Lately, Eyu released a video that shows military personnel of the ENDF with their uniforms & his companions performing a service at Christ Army International Church. In the video, two military personnel, claiming that he came from Guji, Oromia, told him that he decided to commit suicide. Ayu claimed that he performed a miracle to the military personnel by repeatedly leaning them back on the floor. Finally, he told them to stand up because they’re free.
According to Colonel Getnet, any military personnel with any religion is strictly forbidden to perform such activities with their uniform on. He said that “corrective measures were taken on those who did such activities before.” He did not specify what the corrective measures were.
“The ENDF military police crime investigation unit arrested the two military personnel, and their alleged case will be bestowed at the military court,” said ENDF.

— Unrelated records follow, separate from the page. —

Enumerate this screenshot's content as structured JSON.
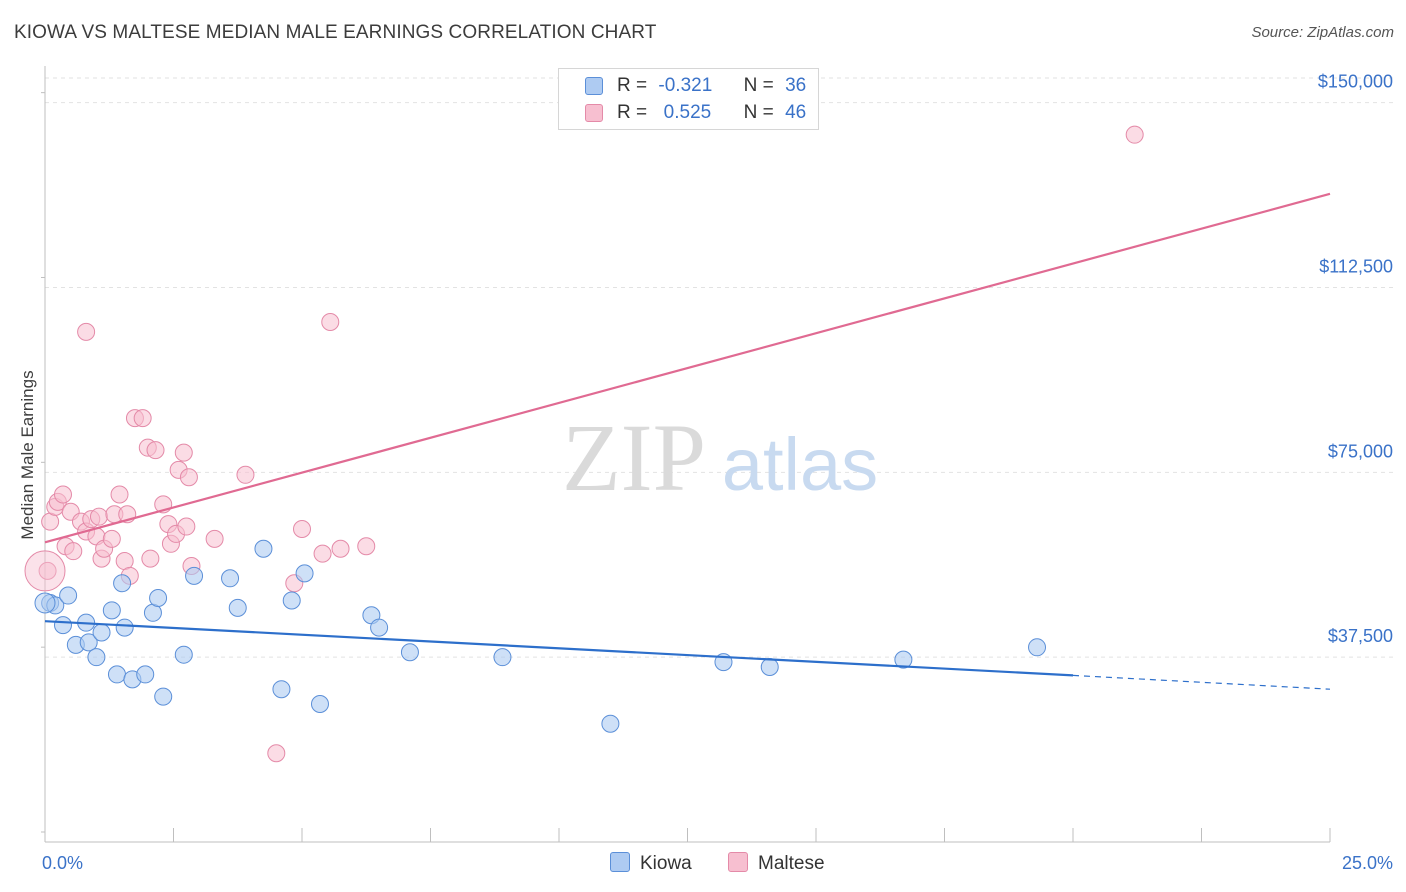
{
  "title": "KIOWA VS MALTESE MEDIAN MALE EARNINGS CORRELATION CHART",
  "source": "Source: ZipAtlas.com",
  "watermark": {
    "zip": "ZIP",
    "atlas": "atlas"
  },
  "colors": {
    "kiowa_fill": "#aecbf2",
    "kiowa_stroke": "#5b8fd8",
    "kiowa_line": "#2d6fcb",
    "maltese_fill": "#f7bfd0",
    "maltese_stroke": "#e48aa8",
    "maltese_line": "#e06a92",
    "tick_text": "#3a72c8",
    "grid": "#e2e2e2"
  },
  "legend": {
    "rows": [
      {
        "r_label": "R =",
        "r_value": "-0.321",
        "n_label": "N =",
        "n_value": "36"
      },
      {
        "r_label": "R =",
        "r_value": " 0.525",
        "n_label": "N =",
        "n_value": "46"
      }
    ]
  },
  "chart_data": {
    "type": "scatter",
    "title": "KIOWA VS MALTESE MEDIAN MALE EARNINGS CORRELATION CHART",
    "xlabel": "",
    "ylabel": "Median Male Earnings",
    "xlim": [
      0,
      25
    ],
    "ylim": [
      0,
      155000
    ],
    "x_tick_labels": [
      "0.0%",
      "25.0%"
    ],
    "y_ticks": [
      37500,
      75000,
      112500,
      150000
    ],
    "y_tick_labels": [
      "$37,500",
      "$75,000",
      "$112,500",
      "$150,000"
    ],
    "grid": true,
    "legend_position": "top-center",
    "series": [
      {
        "name": "Kiowa",
        "points": [
          [
            0.1,
            48500
          ],
          [
            0.2,
            48000
          ],
          [
            0.45,
            50000
          ],
          [
            0.35,
            44000
          ],
          [
            0.8,
            44500
          ],
          [
            0.6,
            40000
          ],
          [
            0.85,
            40500
          ],
          [
            1.0,
            37500
          ],
          [
            1.1,
            42500
          ],
          [
            1.3,
            47000
          ],
          [
            1.55,
            43500
          ],
          [
            1.5,
            52500
          ],
          [
            1.4,
            34000
          ],
          [
            1.7,
            33000
          ],
          [
            1.95,
            34000
          ],
          [
            2.1,
            46500
          ],
          [
            2.2,
            49500
          ],
          [
            2.3,
            29500
          ],
          [
            2.7,
            38000
          ],
          [
            2.9,
            54000
          ],
          [
            3.6,
            53500
          ],
          [
            3.75,
            47500
          ],
          [
            4.25,
            59500
          ],
          [
            4.6,
            31000
          ],
          [
            4.8,
            49000
          ],
          [
            5.05,
            54500
          ],
          [
            5.35,
            28000
          ],
          [
            6.35,
            46000
          ],
          [
            6.5,
            43500
          ],
          [
            7.1,
            38500
          ],
          [
            8.9,
            37500
          ],
          [
            11.0,
            24000
          ],
          [
            13.2,
            36500
          ],
          [
            14.1,
            35500
          ],
          [
            16.7,
            37000
          ],
          [
            19.3,
            39500
          ]
        ],
        "trend": {
          "x0": 0,
          "y0": 44800,
          "x1": 20,
          "y1": 33800,
          "dash_x1": 25,
          "dash_y1": 31000
        }
      },
      {
        "name": "Maltese",
        "points": [
          [
            0.05,
            55000
          ],
          [
            0.1,
            65000
          ],
          [
            0.2,
            68000
          ],
          [
            0.25,
            69000
          ],
          [
            0.35,
            70500
          ],
          [
            0.4,
            60000
          ],
          [
            0.5,
            67000
          ],
          [
            0.55,
            59000
          ],
          [
            0.7,
            65000
          ],
          [
            0.8,
            63000
          ],
          [
            0.9,
            65500
          ],
          [
            1.0,
            62000
          ],
          [
            1.05,
            66000
          ],
          [
            1.1,
            57500
          ],
          [
            1.15,
            59500
          ],
          [
            1.3,
            61500
          ],
          [
            1.35,
            66500
          ],
          [
            1.45,
            70500
          ],
          [
            1.55,
            57000
          ],
          [
            1.6,
            66500
          ],
          [
            1.65,
            54000
          ],
          [
            1.75,
            86000
          ],
          [
            1.9,
            86000
          ],
          [
            2.0,
            80000
          ],
          [
            2.05,
            57500
          ],
          [
            2.15,
            79500
          ],
          [
            2.3,
            68500
          ],
          [
            2.4,
            64500
          ],
          [
            2.45,
            60500
          ],
          [
            2.55,
            62500
          ],
          [
            2.6,
            75500
          ],
          [
            2.7,
            79000
          ],
          [
            2.75,
            64000
          ],
          [
            2.8,
            74000
          ],
          [
            2.85,
            56000
          ],
          [
            3.3,
            61500
          ],
          [
            3.9,
            74500
          ],
          [
            4.5,
            18000
          ],
          [
            4.85,
            52500
          ],
          [
            5.0,
            63500
          ],
          [
            5.4,
            58500
          ],
          [
            5.55,
            105500
          ],
          [
            5.75,
            59500
          ],
          [
            6.25,
            60000
          ],
          [
            0.8,
            103500
          ],
          [
            21.2,
            143500
          ]
        ],
        "trend": {
          "x0": 0,
          "y0": 60800,
          "x1": 25,
          "y1": 131500
        }
      }
    ]
  }
}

Colonel Getnet requested public information if someone sees any military personnel engaged in such activities with their uniforms on so that they will be held accountable.
Addis Zeybe’s trial to reach ‘Prophet’ Eyu Chufa on the matter was not successful.
Freedom of religion is provided by the constitution of 1995, and freedom of worship had also been guaranteed by the 1930 and 1955 Constitutions of Ethiopia.
In Ethiopia, Religious group applicants must have at least 50 individuals for registration as a religious entity, and 15 for registration as a ministry or association; the rights and privileges are the same for each category.
The government policy prohibits religious services inside public institutions, per the constitutionally required separation of religion and state.